The Maryland Court of Appeals has declared that the pronouncement of divorce by a Muslim husband under Shariah law is contrary to Maryland’s constitutional provisions of providing equal rights to men and women, the Washington Post reported on Thursday.
The court stated in a unanimous 21-page opinion on Tuesday, “Talaq (the pronouncement of divorce) lacks any significant ‘due process’ for the wife, its use, moreover, directly deprives the wife of the ‘due process’ she is entitled to when she initiates divorce litigation in this state. The lack and deprivation of due process is itself contrary to this state’s public policy.”
The decision affirms a 2007 ruling by the Court of Special Appeals, the state’s intermediate appellate court, which also said that talaq does not apply in the Free State.

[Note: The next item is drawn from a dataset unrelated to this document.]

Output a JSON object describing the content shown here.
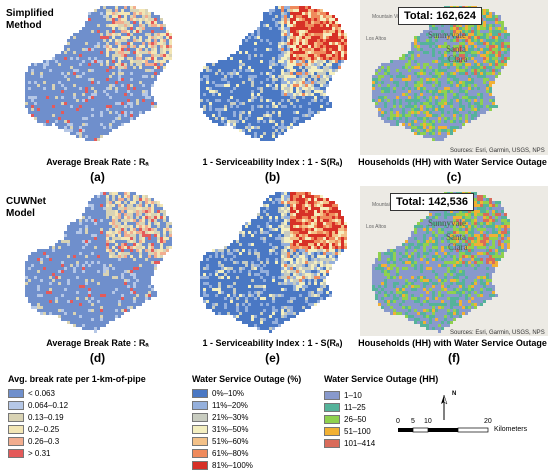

Under Islamic traditions, talaq can be invoked only by a husband, unless he grants his wife the same right. The court gave its opinion while hearing a divorce case of a couple with a Pakistani origin, according to the paper.

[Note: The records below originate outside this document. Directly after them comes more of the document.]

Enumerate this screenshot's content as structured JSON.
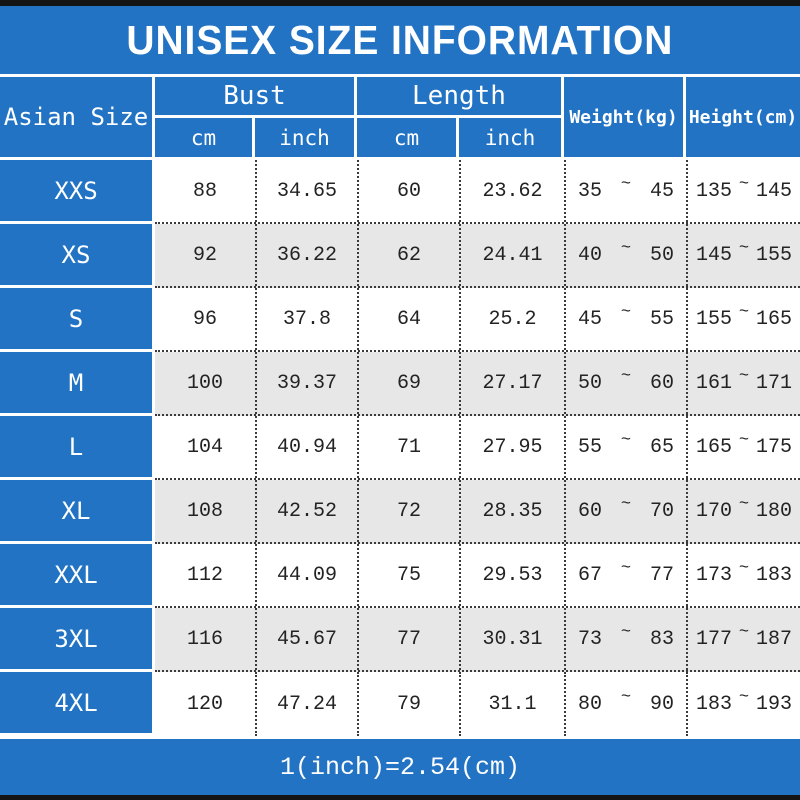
{
  "title": "UNISEX SIZE INFORMATION",
  "footer_note": "1(inch)=2.54(cm)",
  "tilde": "~",
  "colors": {
    "accent_blue": "#2273C4",
    "stripe_gray": "#E7E7E7",
    "edge_black": "#141414",
    "text_dark": "#232323"
  },
  "header": {
    "size_label": "Asian Size",
    "bust_label": "Bust",
    "length_label": "Length",
    "weight_label": "Weight(kg)",
    "height_label": "Height(cm)",
    "cm_label": "cm",
    "inch_label": "inch"
  },
  "chart_data": {
    "type": "table",
    "columns": [
      "Asian Size",
      "Bust cm",
      "Bust inch",
      "Length cm",
      "Length inch",
      "Weight(kg)",
      "Height(cm)"
    ],
    "rows": [
      {
        "size": "XXS",
        "bust_cm": "88",
        "bust_inch": "34.65",
        "length_cm": "60",
        "length_inch": "23.62",
        "weight": [
          "35",
          "45"
        ],
        "height": [
          "135",
          "145"
        ]
      },
      {
        "size": "XS",
        "bust_cm": "92",
        "bust_inch": "36.22",
        "length_cm": "62",
        "length_inch": "24.41",
        "weight": [
          "40",
          "50"
        ],
        "height": [
          "145",
          "155"
        ]
      },
      {
        "size": "S",
        "bust_cm": "96",
        "bust_inch": "37.8",
        "length_cm": "64",
        "length_inch": "25.2",
        "weight": [
          "45",
          "55"
        ],
        "height": [
          "155",
          "165"
        ]
      },
      {
        "size": "M",
        "bust_cm": "100",
        "bust_inch": "39.37",
        "length_cm": "69",
        "length_inch": "27.17",
        "weight": [
          "50",
          "60"
        ],
        "height": [
          "161",
          "171"
        ]
      },
      {
        "size": "L",
        "bust_cm": "104",
        "bust_inch": "40.94",
        "length_cm": "71",
        "length_inch": "27.95",
        "weight": [
          "55",
          "65"
        ],
        "height": [
          "165",
          "175"
        ]
      },
      {
        "size": "XL",
        "bust_cm": "108",
        "bust_inch": "42.52",
        "length_cm": "72",
        "length_inch": "28.35",
        "weight": [
          "60",
          "70"
        ],
        "height": [
          "170",
          "180"
        ]
      },
      {
        "size": "XXL",
        "bust_cm": "112",
        "bust_inch": "44.09",
        "length_cm": "75",
        "length_inch": "29.53",
        "weight": [
          "67",
          "77"
        ],
        "height": [
          "173",
          "183"
        ]
      },
      {
        "size": "3XL",
        "bust_cm": "116",
        "bust_inch": "45.67",
        "length_cm": "77",
        "length_inch": "30.31",
        "weight": [
          "73",
          "83"
        ],
        "height": [
          "177",
          "187"
        ]
      },
      {
        "size": "4XL",
        "bust_cm": "120",
        "bust_inch": "47.24",
        "length_cm": "79",
        "length_inch": "31.1",
        "weight": [
          "80",
          "90"
        ],
        "height": [
          "183",
          "193"
        ]
      }
    ]
  }
}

In the Court of Appeals’ opinion, Irfan Aleem, who has worked for years as an economist with the World Bank, had assets worth about $2 million, half of which his wife Farah Aleem is entitled to under Maryland law.
When Irfan tried to divorce Farah through talaq, a sum of $2,500 was proposed as a “full and final” divorce settlement, according to the appellate decision.
That amount was written into a marriage contract Farah signed at the day she married Aleem in Pakistan in 1980, according to the appellate decision. The contract was in accordance with Pakistani custom. The couple moved to Washington in 1985.
“I don’t even know how to express how happy I am. I am ecstatic, relieved,” the newspaper quoted Farah Aleem, 46, as saying.
“All I ever wanted was my fair share, not a penny more,” she said.
At the direction of the judge who presided over the divorce proceedings, the couple’s Potomac home was to be sold and half the proceeds — about $200,000 — was to go to Farah, said Susan Friedman, her attorney.
Friedman alleges Aleem, who recently retired, invoked talaq to avoid paying Farah half of his World Bank pension, which provides him with $90,000 annually, the attorney said, adding that the World Bank would have to pay Farah half her ex-husband’s pension.
Julie Macfarlane, a jurist who is researching a book about Islamic divorces in North America, said the decision was not surprising because there was no legal enforceability for talaq in US courts.